Taleb attributes the human desire to construct narratives about past events as one of the biggest contributors to our blindness to future Black Swan events, election outcomes included. Confirmation bias leads us to develop narratives that fit with our own world view or previous positions, then look for evidence to support the narratives we have developed.
Take Shorten and Corbyn, as examples. The narrative flowing out of their surprisingly strong showings in 2016 and 2017, respectively, was that they had tapped into community angst over inequality and other social injustices. This led to them doubling down on their platforms, putting forward even stronger redistributive policies.
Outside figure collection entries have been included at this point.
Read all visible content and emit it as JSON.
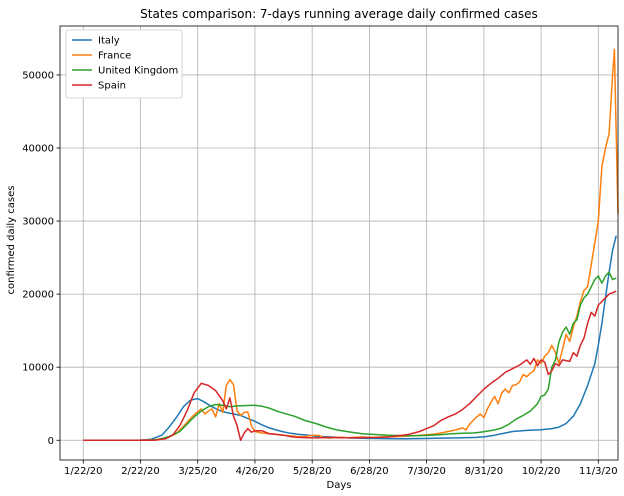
{
  "chart_data": {
    "type": "line",
    "title": "States comparison: 7-days running average daily confirmed cases",
    "xlabel": "Days",
    "ylabel": "confirmed daily cases",
    "x_tick_labels": [
      "1/22/20",
      "2/22/20",
      "3/25/20",
      "4/26/20",
      "5/28/20",
      "6/28/20",
      "7/30/20",
      "8/31/20",
      "10/2/20",
      "11/3/20"
    ],
    "y_ticks": [
      0,
      10000,
      20000,
      30000,
      40000,
      50000
    ],
    "ylim": [
      -2700,
      56700
    ],
    "xlim": [
      -13,
      299
    ],
    "grid": true,
    "legend_position": "top-left",
    "series": [
      {
        "name": "Italy",
        "color": "#1f77b4",
        "points": [
          [
            0,
            0
          ],
          [
            20,
            0
          ],
          [
            31,
            5
          ],
          [
            38,
            150
          ],
          [
            44,
            700
          ],
          [
            48,
            1800
          ],
          [
            52,
            3100
          ],
          [
            56,
            4600
          ],
          [
            60,
            5500
          ],
          [
            64,
            5700
          ],
          [
            68,
            5200
          ],
          [
            72,
            4600
          ],
          [
            76,
            4100
          ],
          [
            80,
            3800
          ],
          [
            84,
            3600
          ],
          [
            88,
            3400
          ],
          [
            92,
            3000
          ],
          [
            96,
            2600
          ],
          [
            100,
            2100
          ],
          [
            104,
            1700
          ],
          [
            108,
            1400
          ],
          [
            112,
            1150
          ],
          [
            116,
            950
          ],
          [
            120,
            820
          ],
          [
            126,
            700
          ],
          [
            130,
            560
          ],
          [
            140,
            430
          ],
          [
            150,
            310
          ],
          [
            160,
            250
          ],
          [
            170,
            230
          ],
          [
            180,
            220
          ],
          [
            190,
            240
          ],
          [
            200,
            300
          ],
          [
            210,
            330
          ],
          [
            220,
            400
          ],
          [
            225,
            500
          ],
          [
            230,
            700
          ],
          [
            236,
            1000
          ],
          [
            240,
            1200
          ],
          [
            248,
            1350
          ],
          [
            256,
            1450
          ],
          [
            262,
            1600
          ],
          [
            266,
            1800
          ],
          [
            270,
            2300
          ],
          [
            274,
            3300
          ],
          [
            278,
            5000
          ],
          [
            282,
            7500
          ],
          [
            286,
            10500
          ],
          [
            288,
            13000
          ],
          [
            290,
            16000
          ],
          [
            292,
            19500
          ],
          [
            294,
            23000
          ],
          [
            296,
            26000
          ],
          [
            298,
            28000
          ]
        ]
      },
      {
        "name": "France",
        "color": "#ff7f0e",
        "points": [
          [
            0,
            0
          ],
          [
            30,
            0
          ],
          [
            40,
            80
          ],
          [
            46,
            300
          ],
          [
            52,
            900
          ],
          [
            56,
            1900
          ],
          [
            60,
            3000
          ],
          [
            63,
            3700
          ],
          [
            66,
            4300
          ],
          [
            68,
            3600
          ],
          [
            70,
            4000
          ],
          [
            72,
            4300
          ],
          [
            74,
            3200
          ],
          [
            76,
            5000
          ],
          [
            78,
            3800
          ],
          [
            80,
            7500
          ],
          [
            82,
            8300
          ],
          [
            84,
            7600
          ],
          [
            86,
            4000
          ],
          [
            88,
            3400
          ],
          [
            90,
            3800
          ],
          [
            92,
            3900
          ],
          [
            94,
            2000
          ],
          [
            96,
            1200
          ],
          [
            100,
            1000
          ],
          [
            104,
            900
          ],
          [
            108,
            800
          ],
          [
            112,
            700
          ],
          [
            116,
            600
          ],
          [
            120,
            500
          ],
          [
            124,
            520
          ],
          [
            128,
            700
          ],
          [
            132,
            650
          ],
          [
            134,
            400
          ],
          [
            138,
            300
          ],
          [
            140,
            380
          ],
          [
            144,
            420
          ],
          [
            148,
            350
          ],
          [
            152,
            420
          ],
          [
            156,
            450
          ],
          [
            160,
            390
          ],
          [
            164,
            420
          ],
          [
            168,
            450
          ],
          [
            172,
            480
          ],
          [
            176,
            520
          ],
          [
            180,
            550
          ],
          [
            184,
            620
          ],
          [
            188,
            680
          ],
          [
            192,
            760
          ],
          [
            196,
            850
          ],
          [
            200,
            1000
          ],
          [
            204,
            1200
          ],
          [
            208,
            1400
          ],
          [
            212,
            1700
          ],
          [
            214,
            1400
          ],
          [
            216,
            2200
          ],
          [
            218,
            2700
          ],
          [
            220,
            3200
          ],
          [
            222,
            3600
          ],
          [
            224,
            3100
          ],
          [
            226,
            4300
          ],
          [
            228,
            5200
          ],
          [
            230,
            6000
          ],
          [
            232,
            5000
          ],
          [
            234,
            6500
          ],
          [
            236,
            7000
          ],
          [
            238,
            6500
          ],
          [
            240,
            7500
          ],
          [
            242,
            7600
          ],
          [
            244,
            8000
          ],
          [
            246,
            9000
          ],
          [
            248,
            8700
          ],
          [
            250,
            9200
          ],
          [
            252,
            9500
          ],
          [
            254,
            11000
          ],
          [
            256,
            10500
          ],
          [
            258,
            11500
          ],
          [
            260,
            12000
          ],
          [
            262,
            13000
          ],
          [
            264,
            12000
          ],
          [
            266,
            10500
          ],
          [
            268,
            12500
          ],
          [
            270,
            14500
          ],
          [
            272,
            13500
          ],
          [
            274,
            15500
          ],
          [
            276,
            17000
          ],
          [
            278,
            19000
          ],
          [
            280,
            20500
          ],
          [
            282,
            21000
          ],
          [
            284,
            24000
          ],
          [
            286,
            27000
          ],
          [
            288,
            30000
          ],
          [
            290,
            37500
          ],
          [
            292,
            40000
          ],
          [
            294,
            42000
          ],
          [
            296,
            50000
          ],
          [
            297,
            53500
          ],
          [
            298,
            42000
          ],
          [
            299,
            31000
          ]
        ]
      },
      {
        "name": "United Kingdom",
        "color": "#2ca02c",
        "points": [
          [
            0,
            0
          ],
          [
            35,
            0
          ],
          [
            42,
            100
          ],
          [
            48,
            500
          ],
          [
            54,
            1200
          ],
          [
            58,
            2200
          ],
          [
            62,
            3200
          ],
          [
            66,
            4000
          ],
          [
            70,
            4600
          ],
          [
            74,
            4900
          ],
          [
            78,
            4800
          ],
          [
            82,
            4600
          ],
          [
            86,
            4700
          ],
          [
            90,
            4750
          ],
          [
            96,
            4800
          ],
          [
            100,
            4650
          ],
          [
            104,
            4400
          ],
          [
            108,
            4000
          ],
          [
            112,
            3700
          ],
          [
            118,
            3300
          ],
          [
            124,
            2700
          ],
          [
            130,
            2300
          ],
          [
            136,
            1800
          ],
          [
            142,
            1400
          ],
          [
            150,
            1100
          ],
          [
            156,
            900
          ],
          [
            162,
            800
          ],
          [
            170,
            700
          ],
          [
            176,
            650
          ],
          [
            182,
            620
          ],
          [
            188,
            640
          ],
          [
            194,
            700
          ],
          [
            200,
            780
          ],
          [
            206,
            880
          ],
          [
            212,
            950
          ],
          [
            218,
            1000
          ],
          [
            222,
            1100
          ],
          [
            226,
            1250
          ],
          [
            230,
            1400
          ],
          [
            234,
            1700
          ],
          [
            238,
            2200
          ],
          [
            242,
            2900
          ],
          [
            246,
            3400
          ],
          [
            250,
            4000
          ],
          [
            254,
            5000
          ],
          [
            256,
            6000
          ],
          [
            258,
            6200
          ],
          [
            260,
            7000
          ],
          [
            262,
            10000
          ],
          [
            264,
            11000
          ],
          [
            266,
            13500
          ],
          [
            268,
            14800
          ],
          [
            270,
            15500
          ],
          [
            272,
            14500
          ],
          [
            274,
            16000
          ],
          [
            276,
            16500
          ],
          [
            278,
            18500
          ],
          [
            280,
            19500
          ],
          [
            282,
            20000
          ],
          [
            284,
            21000
          ],
          [
            286,
            22000
          ],
          [
            288,
            22500
          ],
          [
            290,
            21500
          ],
          [
            292,
            22500
          ],
          [
            294,
            23000
          ],
          [
            296,
            22000
          ],
          [
            298,
            22200
          ]
        ]
      },
      {
        "name": "Spain",
        "color": "#d62728",
        "points": [
          [
            0,
            0
          ],
          [
            40,
            0
          ],
          [
            46,
            200
          ],
          [
            50,
            700
          ],
          [
            54,
            2000
          ],
          [
            58,
            4000
          ],
          [
            62,
            6500
          ],
          [
            66,
            7800
          ],
          [
            70,
            7500
          ],
          [
            74,
            6800
          ],
          [
            78,
            5400
          ],
          [
            80,
            4300
          ],
          [
            82,
            5800
          ],
          [
            84,
            3300
          ],
          [
            86,
            2000
          ],
          [
            88,
            0
          ],
          [
            90,
            1000
          ],
          [
            92,
            1600
          ],
          [
            94,
            1100
          ],
          [
            96,
            1300
          ],
          [
            100,
            1300
          ],
          [
            104,
            900
          ],
          [
            108,
            800
          ],
          [
            112,
            700
          ],
          [
            116,
            500
          ],
          [
            120,
            400
          ],
          [
            126,
            350
          ],
          [
            132,
            330
          ],
          [
            136,
            380
          ],
          [
            140,
            360
          ],
          [
            146,
            340
          ],
          [
            152,
            350
          ],
          [
            158,
            380
          ],
          [
            164,
            400
          ],
          [
            170,
            450
          ],
          [
            176,
            600
          ],
          [
            182,
            800
          ],
          [
            188,
            1200
          ],
          [
            192,
            1600
          ],
          [
            196,
            2000
          ],
          [
            200,
            2700
          ],
          [
            204,
            3200
          ],
          [
            208,
            3600
          ],
          [
            212,
            4200
          ],
          [
            216,
            5000
          ],
          [
            220,
            6000
          ],
          [
            224,
            7000
          ],
          [
            228,
            7800
          ],
          [
            232,
            8500
          ],
          [
            236,
            9300
          ],
          [
            240,
            9800
          ],
          [
            244,
            10300
          ],
          [
            248,
            11000
          ],
          [
            250,
            10400
          ],
          [
            252,
            11200
          ],
          [
            254,
            10200
          ],
          [
            256,
            11000
          ],
          [
            258,
            10700
          ],
          [
            260,
            9000
          ],
          [
            262,
            9500
          ],
          [
            264,
            10500
          ],
          [
            266,
            10200
          ],
          [
            268,
            11000
          ],
          [
            270,
            10900
          ],
          [
            272,
            10800
          ],
          [
            274,
            12000
          ],
          [
            276,
            11500
          ],
          [
            278,
            13000
          ],
          [
            280,
            14000
          ],
          [
            282,
            16000
          ],
          [
            284,
            17500
          ],
          [
            286,
            17000
          ],
          [
            288,
            18500
          ],
          [
            290,
            19000
          ],
          [
            292,
            19500
          ],
          [
            294,
            20000
          ],
          [
            296,
            20200
          ],
          [
            298,
            20400
          ]
        ]
      }
    ]
  }
}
Despite high expectations of victory, both were defeated in 2019, in results that many, again, failed to predict. In Shorten's case right up until the results were announced, and for Corbyn until Boris Johnson assumed control of the Conservatives.
But what if the narrative that flowed from Shorten and Corbyn’s first attempts at becoming Prime Minister was that their opponents’ political ineptitude was the biggest factor in their relative success? Malcolm Turnbull, in having blown his political capital by doing nothing in the months following his elevation to the Liberal leadership, then refusing to run negative campaign ads targeting Shorten. Theresa May, who called an early election for no reason and then promised to take away free milk from British school children in her election manifesto.
While such a narrative wouldn’t have confirmed the merits of the policies they had taken to their respective elections, if it had been part of the takeaway for Shorten and Corbyn, perhaps they wouldn’t have tried to refight their earlier elections in 2019. Instead, they might have developed new strategies and approaches that reflected the social and economic situations at the time, as well as the strengths and weaknesses of their new opponents, the much more politically adept Scott Morrison and Boris Johnson.
US President Donald Trump is going through a similar journey at present. The narrative flowing from Trump’s surprise victory over Clinton in 2016 was that a surge of support in white working-class voters swept Trump to a ‘massive’ win in the electoral college.
An alternative narrative is that, while Trump lost the popular vote to Clinton, he narrowly eked out a win in the electoral college, with his victory dependent not only on increased support from non-college educated white voters, but also on low turnout from African American voters and college educated Republicans reluctantly voting for him over the even more odious (to them) Clinton.
Of course, this narrative doesn’t confirm Trump’s view of himself or the world. But, if he had incorporated this thinking into his 2016 takeout, perhaps he would have made more of an effort to expand his supporter base over the past four years, instead of doubling down on the racially divisive approach that he believes won him white working-class support in the first place.
Will Trump be defeated as he seeks re-election in November. Who knows? Right now, the signs don’t look good for him, but anything could happen between now and then. That is the nature of Black Swan events.
For those of us interested in the political process, the acceptance of elections as Black Swan events carries a number of implications.
For political strategists, it means being clear headed and objective about the reasons for past successes and failures. It means not taking anything for granted about future elections, fighting them with strategies developed for the conditions and opponents of the day.
For those who engage with government, it means not making assumptions about election outcomes, instead preparing for any possibility by engaging with all sides of politics to develop relationships and a shared understanding of policy.
A mature political strategist or government relations advisor will be highly cautious in predicting election outcomes but will have a lot to say about how you shape outcomes or policies and best position yourself for any version of the future.